Previous Contents Next
Chapter 12 Lexer and parser generators (ocamllex, ocamlyacc)

This chapter describes two program generators: ocamllex, that produces a lexical analyzer from a set of regular expressions with associated semantic actions, and ocamlyacc, that produces a parser from a grammar with associated semantic actions.

These program generators are very close to the well-known lex and yacc commands that can be found in most C programming environments. This chapter assumes a working knowledge of lex and yacc: while it describes the input syntax for ocamllex and ocamlyacc and the main differences with lex and yacc, it does not explain the basics of writing a lexer or parser description in lex and yacc. Readers unfamiliar with lex and yacc are referred to ``Compilers: principles, techniques, and tools'' by Aho, Sethi and Ullman (Addison-Wesley, 1986), or ``Lex & Yacc'', by Levine, Mason and Brown (O'Reilly, 1992).

12.1 Overview of ocamllex

The ocamllex command produces a lexical analyzer from a set of regular expressions with attached semantic actions, in the style of lex. Assuming the input file is lexer.mll, executing
        ocamllex lexer.mll
produces Caml code for a lexical analyzer in file lexer.ml. This file defines one lexing function per entry point in the lexer definition. These functions have the same names as the entry points. Lexing functions take as argument a lexer buffer, and return the semantic attribute of the corresponding entry point.

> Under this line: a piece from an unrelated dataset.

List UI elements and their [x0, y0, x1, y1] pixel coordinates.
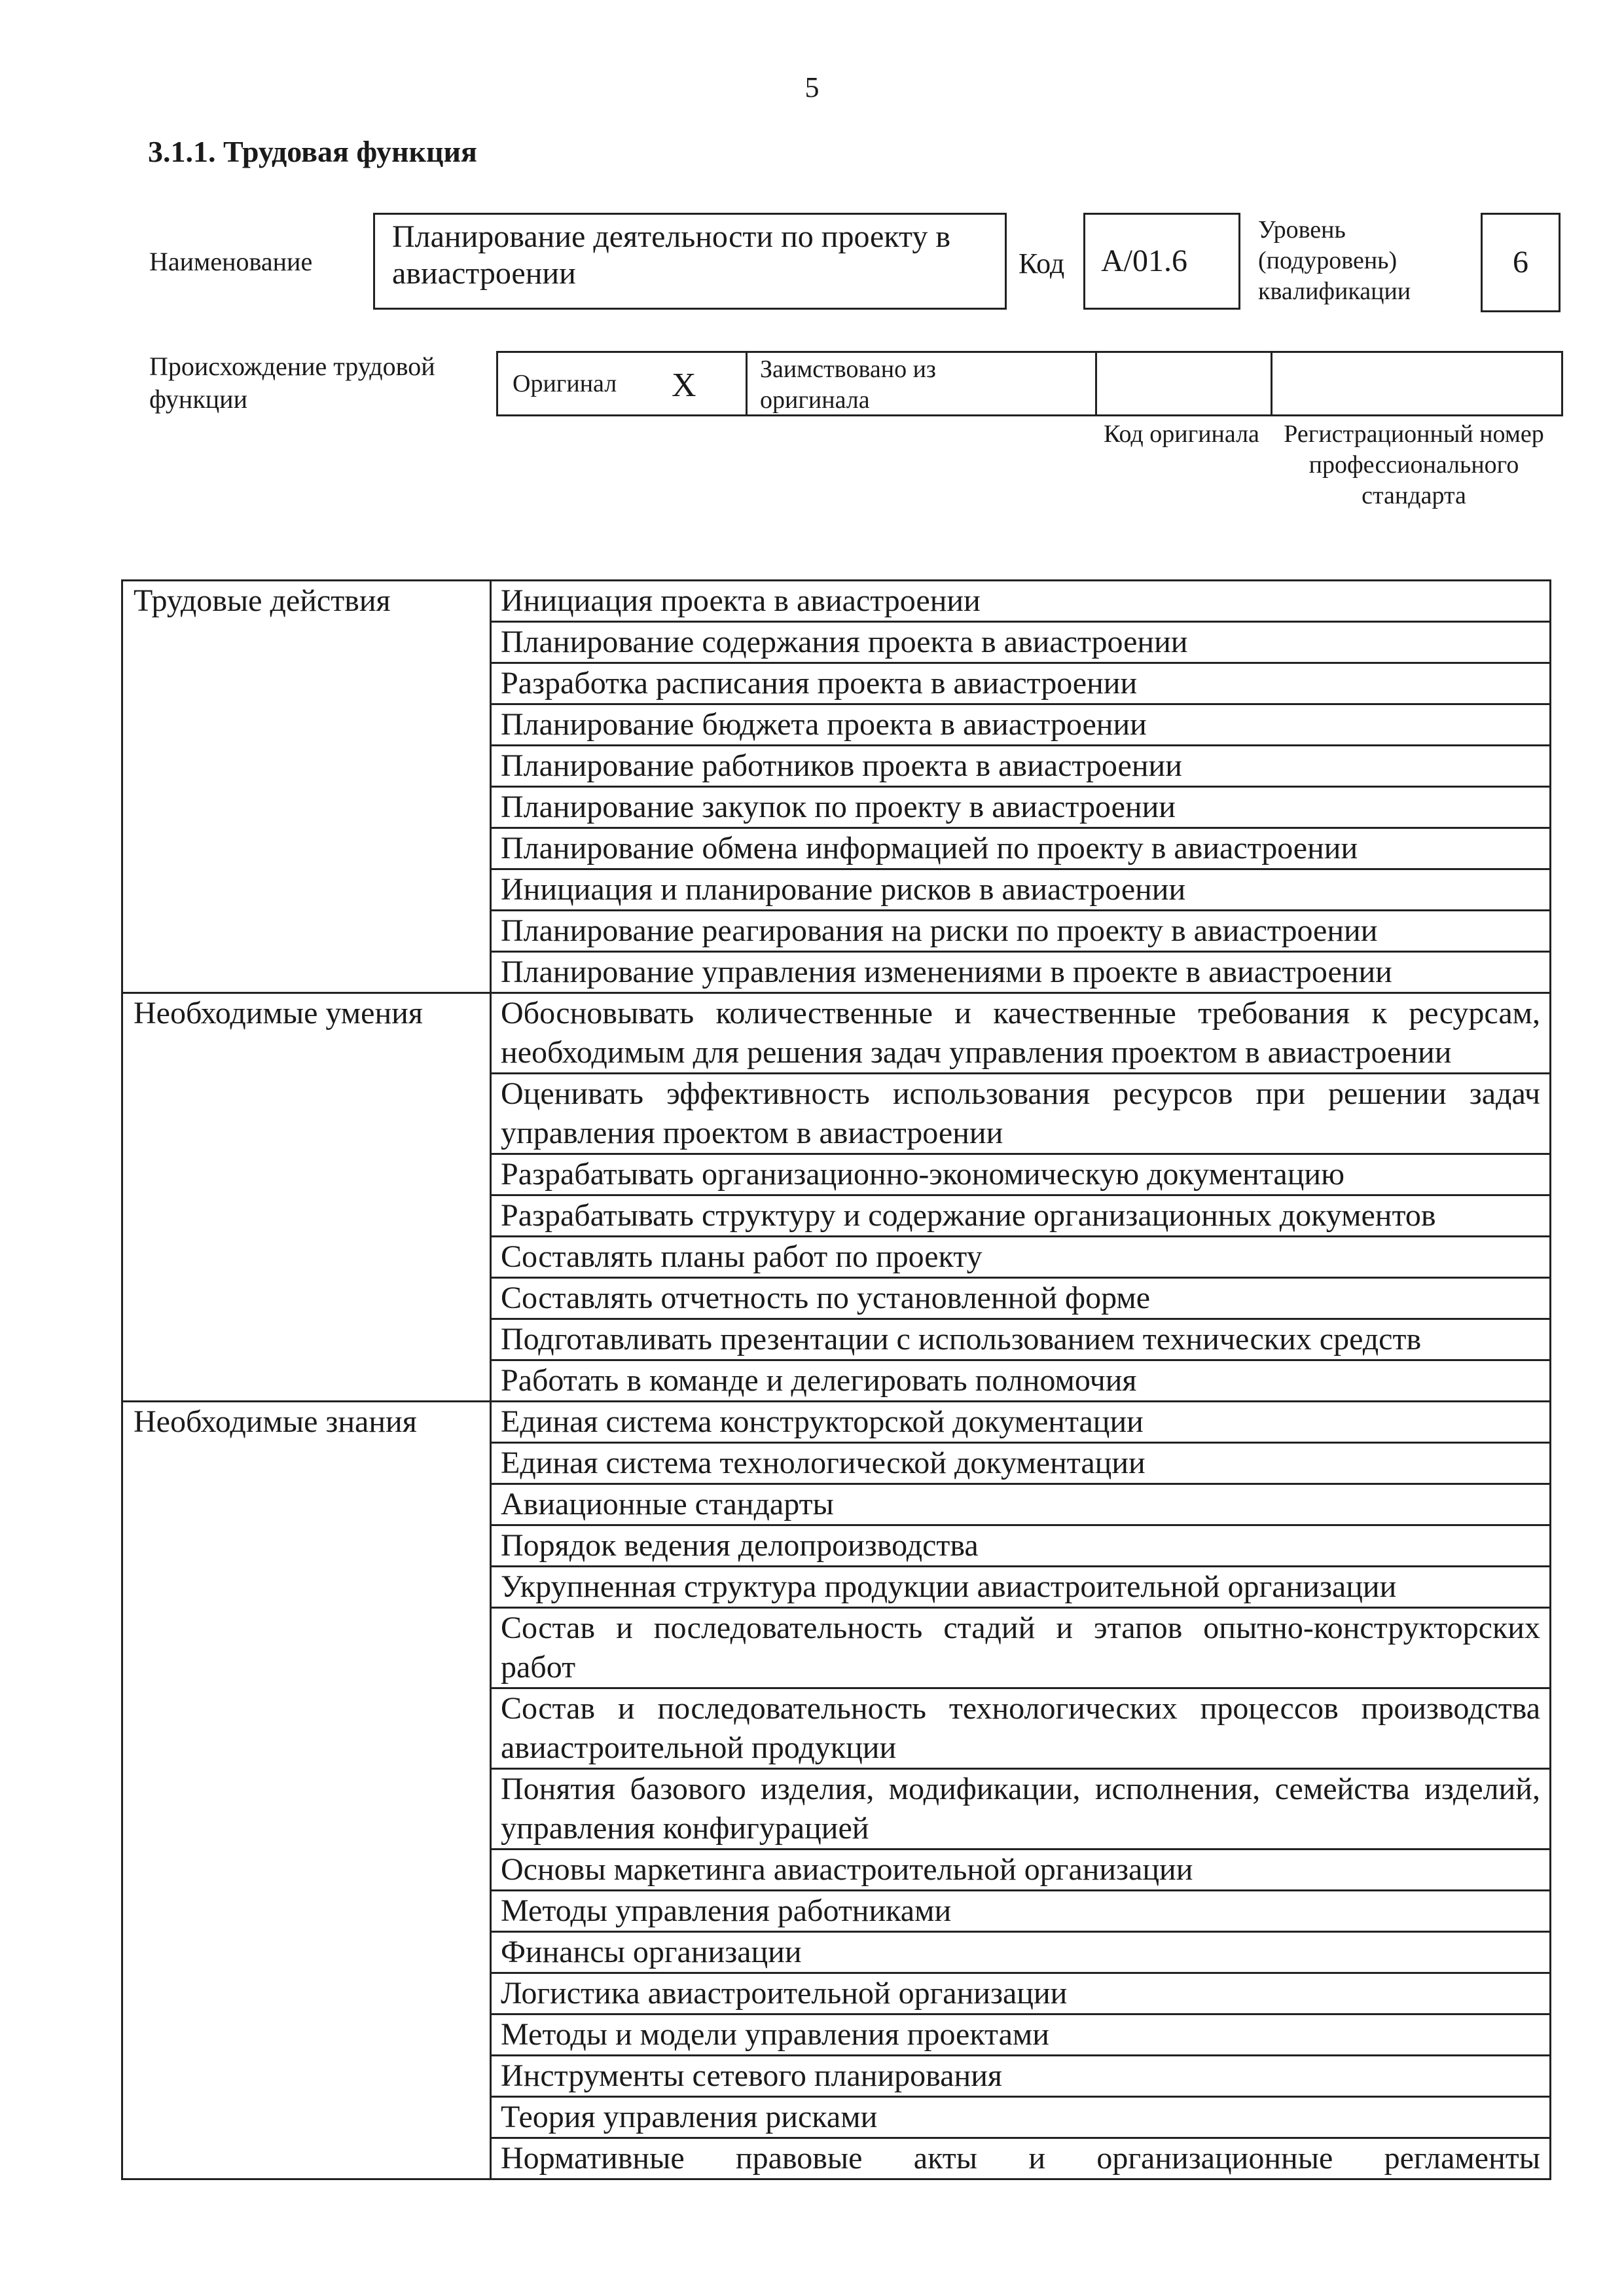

Lexer buffers are an abstract data type implemented in the standard library module Lexing. The functions Lexing.from_channel, Lexing.from_string and Lexing.from_function create lexer buffers that read from an input channel, a character string, or any reading function, respectively. (See the description of module Lexing in chapter 18.)

When used in conjunction with a parser generated by ocamlyacc, the semantic actions compute a value belonging to the type token defined by the generated parsing module. (See the description of ocamlyacc below.)

12.2 Syntax of lexer definitions

The format of lexer definitions is as follows:
{ header }
let ident = regexp ...
rule entrypoint =
  parse regexp { action }
      | ...
      | regexp { action }
and entrypoint =
  p